Make hay while the sun shines…..hopefully. There are so many emotions wrapped in the simple world of making hay, or haylage, or silage. You watch the weather with eagle eyes. Willing and wishing for 5 days in a row. You check the forecast, it gives you hope and then a little rain drop half way through those five days and your buggered, deflated.
So you start finding other forecast apps, anything to give you the optimism you need. The thing is, is that making good hay, the type that smells in deepest January, of long warm hazy crazy days is an art. It's making the decision as to when to ‘go’ i.e cut. Once you’ve started there is no going back.

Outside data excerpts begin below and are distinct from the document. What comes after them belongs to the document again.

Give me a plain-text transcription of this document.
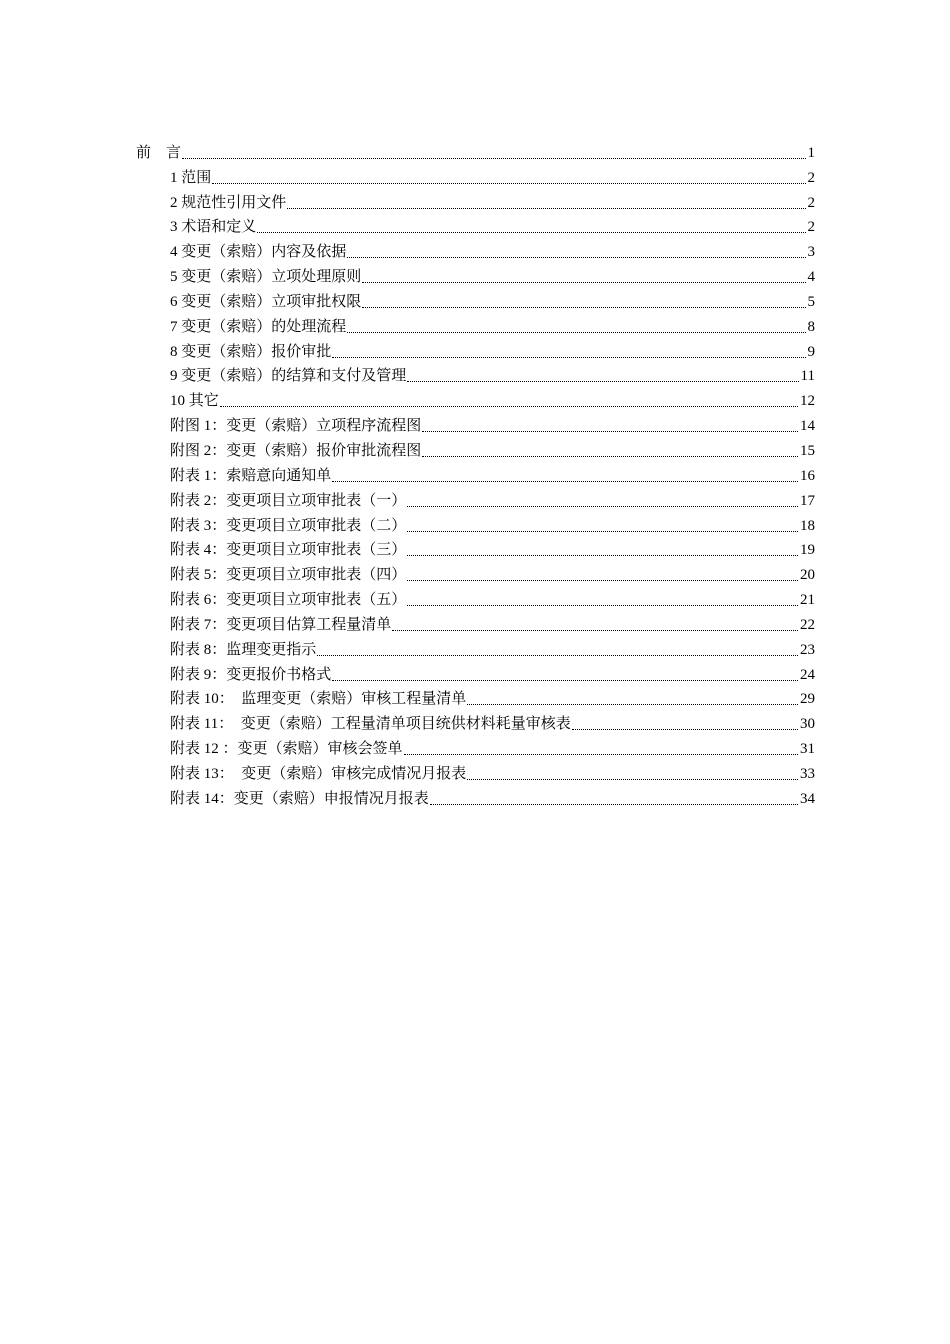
前　言	1
1 范围	2
2 规范性引用文件	2
3 术语和定义	2
4 变更（索赔）内容及依据	3
5 变更（索赔）立项处理原则	4
6 变更（索赔）立项审批权限	5
7 变更（索赔）的处理流程	8
8 变更（索赔）报价审批	9
9 变更（索赔）的结算和支付及管理	11
10 其它	12
附图 1：变更（索赔）立项程序流程图	14
附图 2：变更（索赔）报价审批流程图	15
附表 1：索赔意向通知单	16
附表 2：变更项目立项审批表（一）	17
附表 3：变更项目立项审批表（二）	18
附表 4：变更项目立项审批表（三）	19
附表 5：变更项目立项审批表（四）	20
附表 6：变更项目立项审批表（五）	21
附表 7：变更项目估算工程量清单	22
附表 8：监理变更指示	23
附表 9：变更报价书格式	24
附表 10：　监理变更（索赔）审核工程量清单	29
附表 11：　变更（索赔）工程量清单项目统供材料耗量审核表	30
附表 12 ：变更（索赔）审核会签单	31
附表 13：　变更（索赔）审核完成情况月报表	33
附表 14：变更（索赔）申报情况月报表	34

It normally takes 5 days of 20 odd degrees, but with a fair, no, strong wind, it could be 4. If it rains just as the sward has been cut, it doesn’t matter to much, but rain on 3 hours before you are going to bale and it's hair pulling out time.
So here we are, rain tomorrow, and then 7 days of sunshine, off I go to the shed to hitch up the old 6ft drum mower. Sad and dormant for 11 months. I get this feeling in my stomach, a sense of excitement, apprehension, you feel almost heroic, with the sense that its up to you to bring back the harvest..those animals, sitting in the fields, gazing over the Taw valley are relying on you, dont mess it up. And then you’re off, the noise, the insects smacking against the headlight, the heat from the engine, the oil, the view, the grass going down into symmetrical rows. Its graphic, the rows shine in the sunshine. Then the grass wilts, the colour starts to change…..I’m getting carried away, lets wait and see, tomorrow the forecast could change again.